25 Como doem as palavras verdadeiras!
Mas o que provam
    os argumentos de vocês?
26 Vocês pretendem corrigir o que digo
    e tratar como vento
as palavras de um homem
    desesperado?
27 Vocês seriam capazes
    de pôr em sorteio o órfão
e de vender um amigo
    por uma bagatela!

28 “Mas agora,
    tenham a bondade
    de olhar para mim.
Será que eu mentiria
    na frente de vocês?
29 Reconsiderem a questão,
    não sejam injustos;
tornem a analisá-la,
    pois a minha integridade
    está em jogo[a].
30 Há alguma iniqüidade em meus lábios?
Será que a minha boca
    não consegue discernir a maldade?

Footnotes

  1. 6.29 Ou minha retidão ainda está firme

Jó justifica as suas queixas

Então, Jó respondeu e disse: Oh! Se a minha mágoa retamente se pesasse, e a minha miséria juntamente se pusesse numa balança! Porque, na verdade, mais pesada seria do que a areia dos mares; por isso é que as minhas palavras têm sido inconsideradas. Porque as flechas do Todo-Poderoso estão em mim, e o seu ardente veneno, o bebe o meu espírito; os terrores de Deus se armam contra mim. Porventura, zurrará o jumento montês junto à relva? Ou berrará o boi junto ao seu pasto? Ou comer-se-á sem sal o que é insípido? Ou haverá gosto na clara do ovo? A minha alma recusa tocar em vossas palavras, pois são como a minha comida fastienta.
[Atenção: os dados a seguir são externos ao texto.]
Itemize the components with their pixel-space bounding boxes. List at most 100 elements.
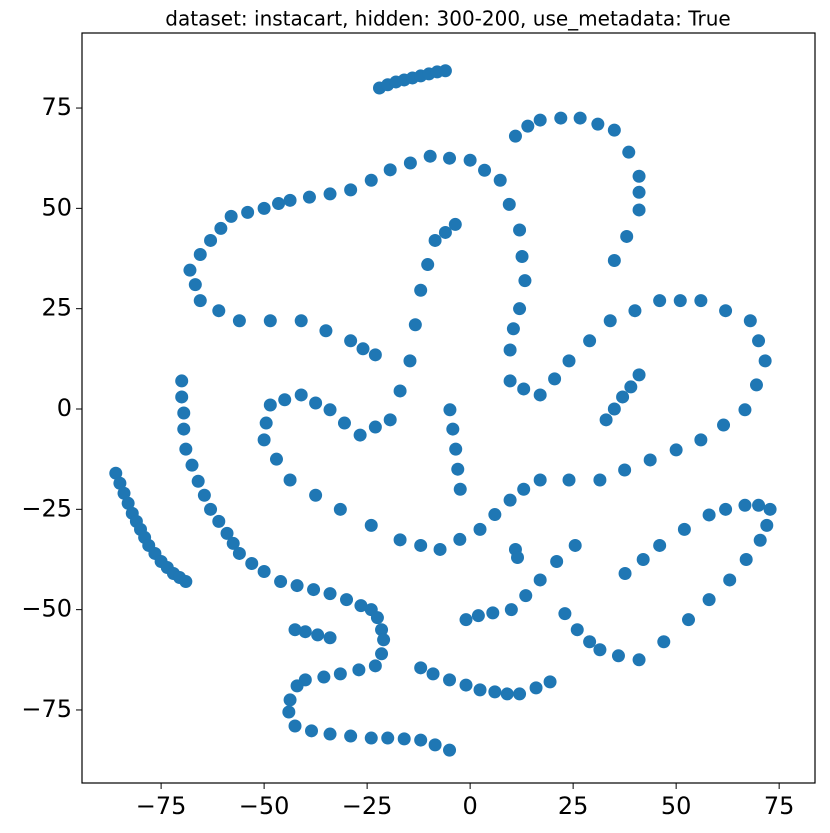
- scatter-point: [673, 294, 687, 308]
- scatter-point: [463, 153, 477, 167]
- scatter-point: [414, 733, 428, 747]
- scatter-point: [758, 354, 772, 368]
- scatter-point: [177, 406, 191, 420]
- scatter-point: [193, 294, 207, 308]
- scatter-point: [272, 197, 286, 211]
- scatter-point: [307, 583, 321, 597]
- scatter-point: [529, 681, 543, 695]
- scatter-point: [752, 498, 766, 512]
- scatter-point: [433, 542, 447, 556]
- scatter-point: [653, 294, 667, 308]
- scatter-point: [533, 113, 547, 127]
- chart-title: dataset: instacart, hidden: 300-200, use…: [165, 7, 730, 31]
- scatter-point: [220, 526, 234, 540]
- scatter-point: [558, 607, 572, 621]
- scatter-point: [488, 685, 502, 699]
- scatter-point: [519, 589, 533, 603]
- scatter-point: [738, 498, 752, 512]
- scatter-point: [309, 396, 323, 410]
- y-tick-label: 25: [41, 294, 72, 322]
- scatter-point: [438, 225, 452, 239]
- scatter-point: [473, 522, 487, 536]
- scatter-point: [294, 388, 308, 402]
- scatter-point: [702, 593, 716, 607]
- scatter-point: [449, 442, 463, 456]
- x-tick-label: −25: [342, 792, 393, 820]
- scatter-point: [503, 493, 517, 507]
- scatter-point: [632, 185, 646, 199]
- scatter-point: [278, 393, 292, 407]
- scatter-point: [305, 724, 319, 738]
- scatter-point: [323, 727, 337, 741]
- scatter-point: [508, 129, 522, 143]
- scatter-point: [375, 647, 389, 661]
- scatter-point: [459, 613, 473, 627]
- scatter-point: [448, 217, 462, 231]
- scatter-point: [383, 413, 397, 427]
- scatter-point: [288, 623, 302, 637]
- scatter-point: [493, 173, 507, 187]
- scatter-point: [257, 565, 271, 579]
- scatter-point: [364, 731, 378, 745]
- scatter-point: [426, 667, 440, 681]
- scatter-point: [232, 546, 246, 560]
- scatter-point: [368, 348, 382, 362]
- scatter-point: [323, 403, 337, 417]
- scatter-point: [517, 382, 531, 396]
- scatter-point: [513, 223, 527, 237]
- scatter-point: [290, 579, 304, 593]
- scatter-point: [408, 318, 422, 332]
- scatter-point: [212, 304, 226, 318]
- scatter-point: [188, 278, 202, 292]
- scatter-point: [204, 502, 218, 516]
- scatter-point: [370, 611, 384, 625]
- scatter-point: [443, 403, 457, 417]
- scatter-point: [393, 533, 407, 547]
- scatter-point: [521, 119, 535, 133]
- y-tick-label: −50: [21, 595, 72, 623]
- scatter-point: [453, 532, 467, 546]
- scatter-point: [632, 169, 646, 183]
- scatter-point: [438, 64, 452, 78]
- scatter-point: [393, 384, 407, 398]
- scatter-point: [503, 374, 517, 388]
- scatter-point: [344, 334, 358, 348]
- scatter-point: [694, 433, 708, 447]
- x-tick-label: 0: [462, 792, 477, 820]
- scatter-point: [294, 314, 308, 328]
- scatter-point: [274, 575, 288, 589]
- x-tick-label: −75: [136, 792, 187, 820]
- scatter-point: [214, 221, 228, 235]
- scatter-point: [443, 151, 457, 165]
- scatter-point: [632, 653, 646, 667]
- scatter-point: [533, 473, 547, 487]
- scatter-point: [543, 675, 557, 689]
- scatter-point: [354, 599, 368, 613]
- scatter-point: [323, 631, 337, 645]
- scatter-point: [443, 743, 457, 757]
- scatter-point: [533, 388, 547, 402]
- scatter-point: [185, 458, 199, 472]
- scatter-point: [269, 452, 283, 466]
- scatter-point: [607, 254, 621, 268]
- scatter-point: [446, 422, 460, 436]
- scatter-point: [618, 463, 632, 477]
- scatter-point: [423, 149, 437, 163]
- scatter-point: [459, 678, 473, 692]
- scatter-point: [669, 443, 683, 457]
- scatter-point: [503, 343, 517, 357]
- scatter-point: [719, 502, 733, 516]
- scatter-point: [653, 538, 667, 552]
- scatter-point: [570, 623, 584, 637]
- scatter-point: [518, 274, 532, 288]
- scatter-point: [694, 294, 708, 308]
- scatter-point: [533, 573, 547, 587]
- scatter-point: [657, 635, 671, 649]
- scatter-point: [317, 670, 331, 684]
- scatter-point: [682, 613, 696, 627]
- scatter-point: [368, 659, 382, 673]
- scatter-point: [583, 334, 597, 348]
- scatter-point: [550, 554, 564, 568]
- scatter-point: [513, 687, 527, 701]
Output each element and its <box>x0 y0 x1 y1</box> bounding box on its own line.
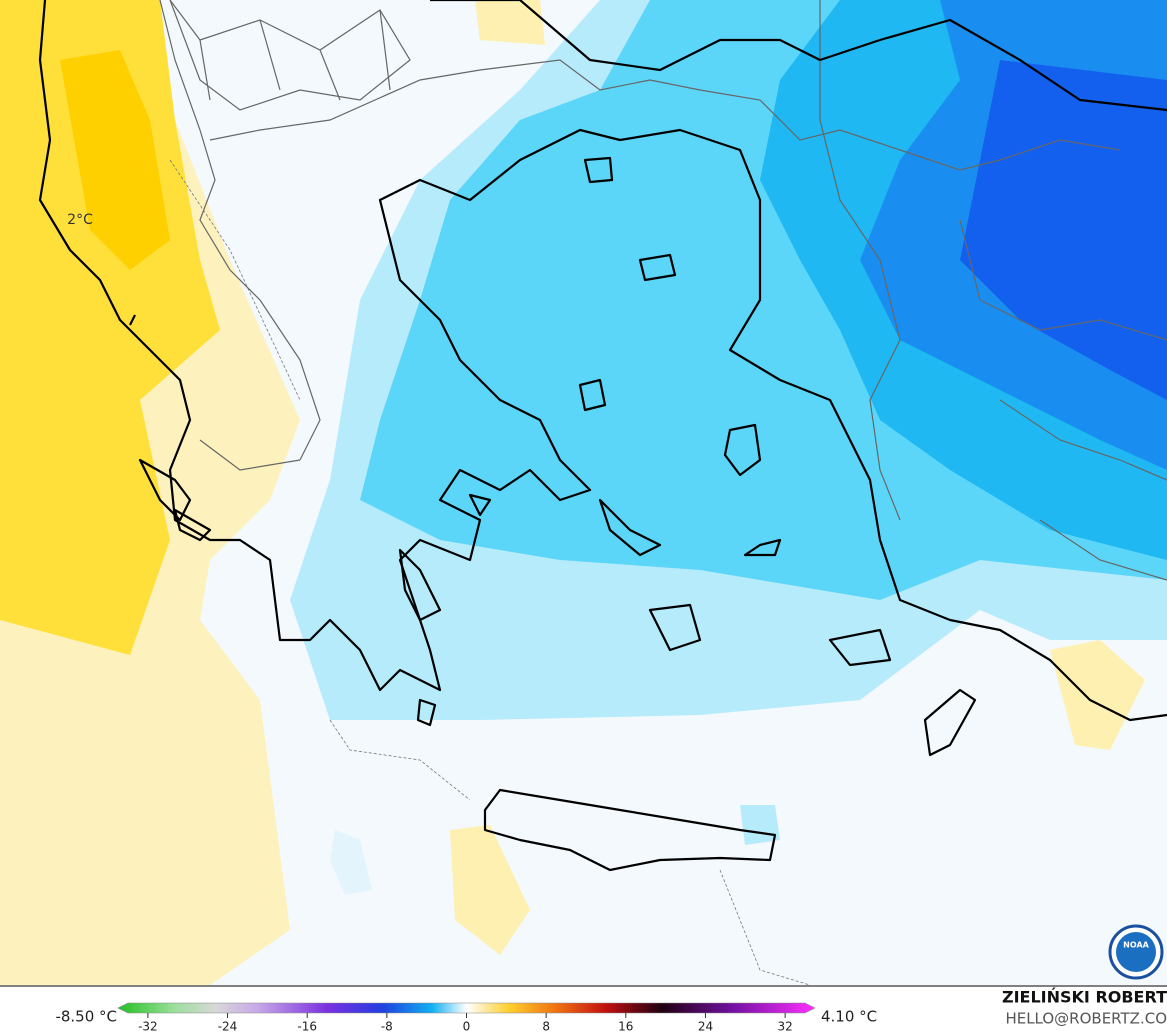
island <box>923 688 977 757</box>
cold-spot <box>330 830 372 895</box>
colorbar-tick-label: -32 <box>138 1020 158 1034</box>
colorbar-tick-label: -24 <box>218 1020 238 1034</box>
borders <box>169 0 411 111</box>
logo-disc <box>1116 932 1156 972</box>
map: 2°C NOAA <box>0 0 1167 985</box>
colorbar-min-label: -8.50 °C <box>55 1008 117 1026</box>
colorbar-tick-label: 16 <box>618 1020 633 1034</box>
warm-core <box>60 50 170 270</box>
logo: NOAA <box>1108 924 1164 980</box>
isoline <box>169 159 811 985</box>
coastline <box>430 0 1167 112</box>
colorbar-tick-label: 0 <box>463 1020 471 1034</box>
colorbar-max-label: 4.10 °C <box>821 1008 877 1026</box>
borders <box>159 0 1167 581</box>
colorbar-tick-label: 24 <box>698 1020 713 1034</box>
contour-label: 2°C <box>67 212 93 228</box>
colorbar-tick-label: -8 <box>381 1020 393 1034</box>
island <box>483 788 777 872</box>
cold-zone-core <box>960 60 1167 400</box>
warm-spot <box>1050 640 1145 750</box>
island <box>129 314 442 622</box>
credit-name: ZIELIŃSKI ROBERT <box>1002 988 1167 1007</box>
island <box>416 156 892 727</box>
colorbar-tick-label: -16 <box>297 1020 317 1034</box>
colorbar-tick-label: 32 <box>777 1020 792 1034</box>
warm-zone <box>0 0 220 655</box>
credit-email: HELLO@ROBERTZ.CO <box>1005 1010 1167 1028</box>
warm-spot <box>475 0 545 45</box>
warm-spot <box>450 825 530 955</box>
logo-text: NOAA <box>1123 941 1149 950</box>
colorbar <box>117 1002 816 1014</box>
colorbar-tick-label: 8 <box>542 1020 550 1034</box>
Quem dera que se cumprisse o meu desejo, e que Deus me desse o que espero! E que Deus quisesse quebrantar-me, e soltasse a sua mão, e acabasse comigo! 10 Isto ainda seria a minha consolação e me refrigeraria no meu tormento, não me poupando ele; porque não repulsei as palavras do Santo. 11 Qual é a minha força, para que eu espere? Ou qual é o meu fim, para que prolongue a minha vida? 12 É, porventura, a minha força a força da pedra? Ou é de cobre a minha carne? 13 Está em mim a minha ajuda? Não me desamparou todo auxílio eficaz?
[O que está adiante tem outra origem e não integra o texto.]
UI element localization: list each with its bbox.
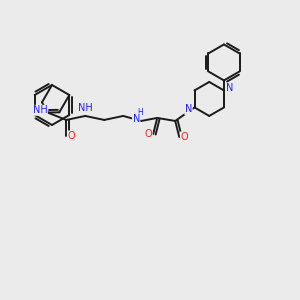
Text: N: N bbox=[226, 83, 234, 93]
Text: O: O bbox=[68, 131, 75, 141]
Text: N: N bbox=[133, 114, 140, 124]
Text: NH: NH bbox=[33, 105, 47, 115]
Text: O: O bbox=[144, 129, 152, 139]
Text: NH: NH bbox=[78, 103, 93, 113]
Text: H: H bbox=[137, 108, 143, 117]
Text: N: N bbox=[185, 104, 192, 114]
Text: O: O bbox=[180, 132, 188, 142]
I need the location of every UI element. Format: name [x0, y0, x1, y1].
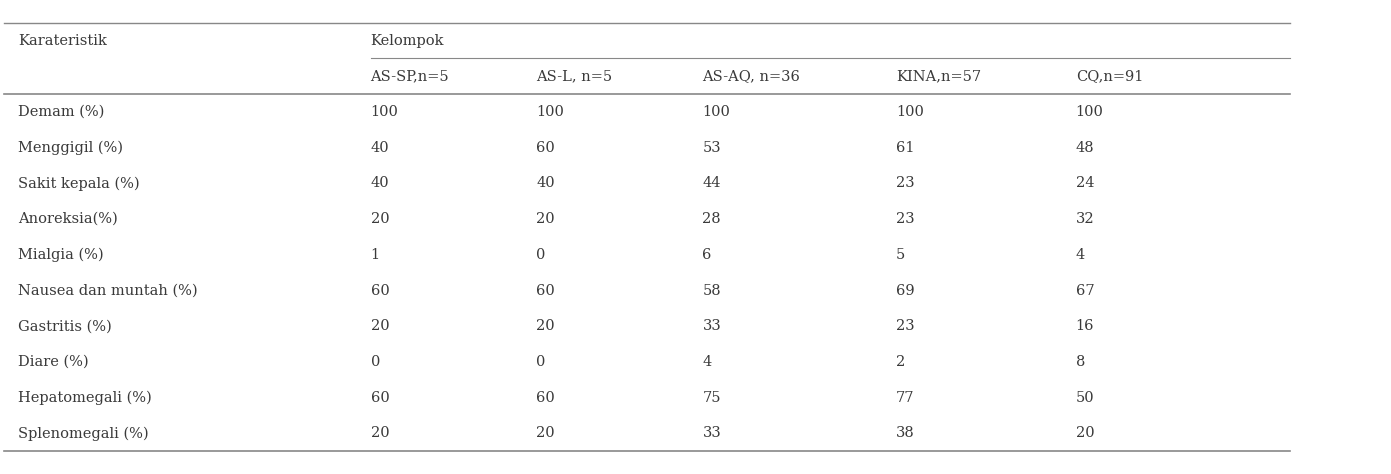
Text: 38: 38 — [896, 426, 915, 440]
Text: Kelompok: Kelompok — [370, 34, 444, 48]
Text: Gastritis (%): Gastritis (%) — [18, 319, 111, 333]
Text: 40: 40 — [370, 141, 389, 155]
Text: 77: 77 — [896, 391, 914, 405]
Text: 20: 20 — [370, 319, 389, 333]
Text: AS-AQ, n=36: AS-AQ, n=36 — [702, 69, 800, 83]
Text: 20: 20 — [370, 426, 389, 440]
Text: 40: 40 — [370, 176, 389, 191]
Text: 5: 5 — [896, 248, 906, 262]
Text: Nausea dan muntah (%): Nausea dan muntah (%) — [18, 283, 198, 298]
Text: 0: 0 — [537, 248, 545, 262]
Text: 69: 69 — [896, 283, 915, 298]
Text: Hepatomegali (%): Hepatomegali (%) — [18, 391, 152, 405]
Text: 8: 8 — [1075, 355, 1085, 369]
Text: AS-SP,n=5: AS-SP,n=5 — [370, 69, 449, 83]
Text: 100: 100 — [370, 105, 398, 119]
Text: 16: 16 — [1075, 319, 1095, 333]
Text: 60: 60 — [537, 391, 555, 405]
Text: 20: 20 — [537, 319, 555, 333]
Text: Menggigil (%): Menggigil (%) — [18, 141, 122, 155]
Text: 20: 20 — [1075, 426, 1095, 440]
Text: 20: 20 — [537, 426, 555, 440]
Text: 50: 50 — [1075, 391, 1095, 405]
Text: 23: 23 — [896, 176, 915, 191]
Text: 20: 20 — [370, 212, 389, 226]
Text: 24: 24 — [1075, 176, 1095, 191]
Text: Sakit kepala (%): Sakit kepala (%) — [18, 176, 139, 191]
Text: Demam (%): Demam (%) — [18, 105, 104, 119]
Text: 33: 33 — [702, 426, 721, 440]
Text: 0: 0 — [537, 355, 545, 369]
Text: AS-L, n=5: AS-L, n=5 — [537, 69, 612, 83]
Text: 60: 60 — [370, 283, 389, 298]
Text: 23: 23 — [896, 319, 915, 333]
Text: 2: 2 — [896, 355, 906, 369]
Text: Anoreksia(%): Anoreksia(%) — [18, 212, 118, 226]
Text: 28: 28 — [702, 212, 721, 226]
Text: 32: 32 — [1075, 212, 1095, 226]
Text: 75: 75 — [702, 391, 721, 405]
Text: 40: 40 — [537, 176, 555, 191]
Text: KINA,n=57: KINA,n=57 — [896, 69, 981, 83]
Text: 58: 58 — [702, 283, 721, 298]
Text: 44: 44 — [702, 176, 721, 191]
Text: 48: 48 — [1075, 141, 1095, 155]
Text: 23: 23 — [896, 212, 915, 226]
Text: 100: 100 — [702, 105, 730, 119]
Text: 20: 20 — [537, 212, 555, 226]
Text: 0: 0 — [370, 355, 380, 369]
Text: 60: 60 — [537, 283, 555, 298]
Text: 61: 61 — [896, 141, 914, 155]
Text: 53: 53 — [702, 141, 721, 155]
Text: 4: 4 — [1075, 248, 1085, 262]
Text: 100: 100 — [537, 105, 565, 119]
Text: CQ,n=91: CQ,n=91 — [1075, 69, 1143, 83]
Text: 67: 67 — [1075, 283, 1095, 298]
Text: Diare (%): Diare (%) — [18, 355, 89, 369]
Text: 60: 60 — [370, 391, 389, 405]
Text: 100: 100 — [896, 105, 924, 119]
Text: 60: 60 — [537, 141, 555, 155]
Text: Mialgia (%): Mialgia (%) — [18, 247, 103, 262]
Text: 1: 1 — [370, 248, 380, 262]
Text: 4: 4 — [702, 355, 712, 369]
Text: 100: 100 — [1075, 105, 1103, 119]
Text: Karateristik: Karateristik — [18, 34, 107, 48]
Text: Splenomegali (%): Splenomegali (%) — [18, 426, 149, 440]
Text: 33: 33 — [702, 319, 721, 333]
Text: 6: 6 — [702, 248, 712, 262]
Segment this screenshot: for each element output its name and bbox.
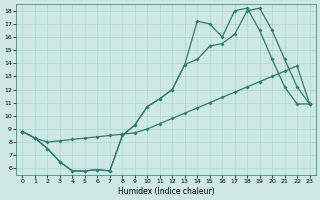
X-axis label: Humidex (Indice chaleur): Humidex (Indice chaleur) (118, 187, 214, 196)
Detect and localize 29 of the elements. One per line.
14 Ao que está aflito devia o amigo mostrar compaixão, ainda ao que deixasse o temor do Todo-Poderoso. 15 Meus irmãos aleivosamente me trataram; são como um ribeiro, como a torrente dos ribeiros que passam, 16 que estão encobertos com a geada, e neles se esconde a neve. 17 No tempo em que se derretem com o calor, se desfazem; e, em se aquentando, desaparecem do seu lugar. 18 Desviam-se as caravanas dos seus caminhos; sobem ao vácuo e perecem. 19 Os caminhantes de Temá os veem; os passageiros de Sabá olham para eles. 20 Foram envergonhados por terem confiado; e, chegando ali, se confundem. 21 Agora, sois semelhantes a eles; vistes o terror e temestes. 22 Disse-vos eu: dai-me ou oferecei-me da vossa fazenda presentes? 23 Ou: livrai-me das mãos do opressor? Ou: redimi-me das mãos dos tiranos?

24 Ensinai-me, e eu me calarei; e dai-me a entender em que errei. 25 Oh! Quão fortes são as palavras da boa razão! Mas que é o que censura a vossa arguição? 26 Porventura, buscareis palavras para me repreenderdes, visto que as razões do desesperado são como vento? 27 Mas, antes, lançais sortes sobre o órfão e especulais com o vosso amigo. 28 Agora, pois, se sois servidos, olhai para mim; e vede se minto em vossa presença. 29 Voltai, pois, não haja iniquidade; voltai, sim, que a minha causa é justa. 30 Há, porventura, iniquidade na minha língua? Ou não poderia o meu paladar dar a entender as minhas misérias?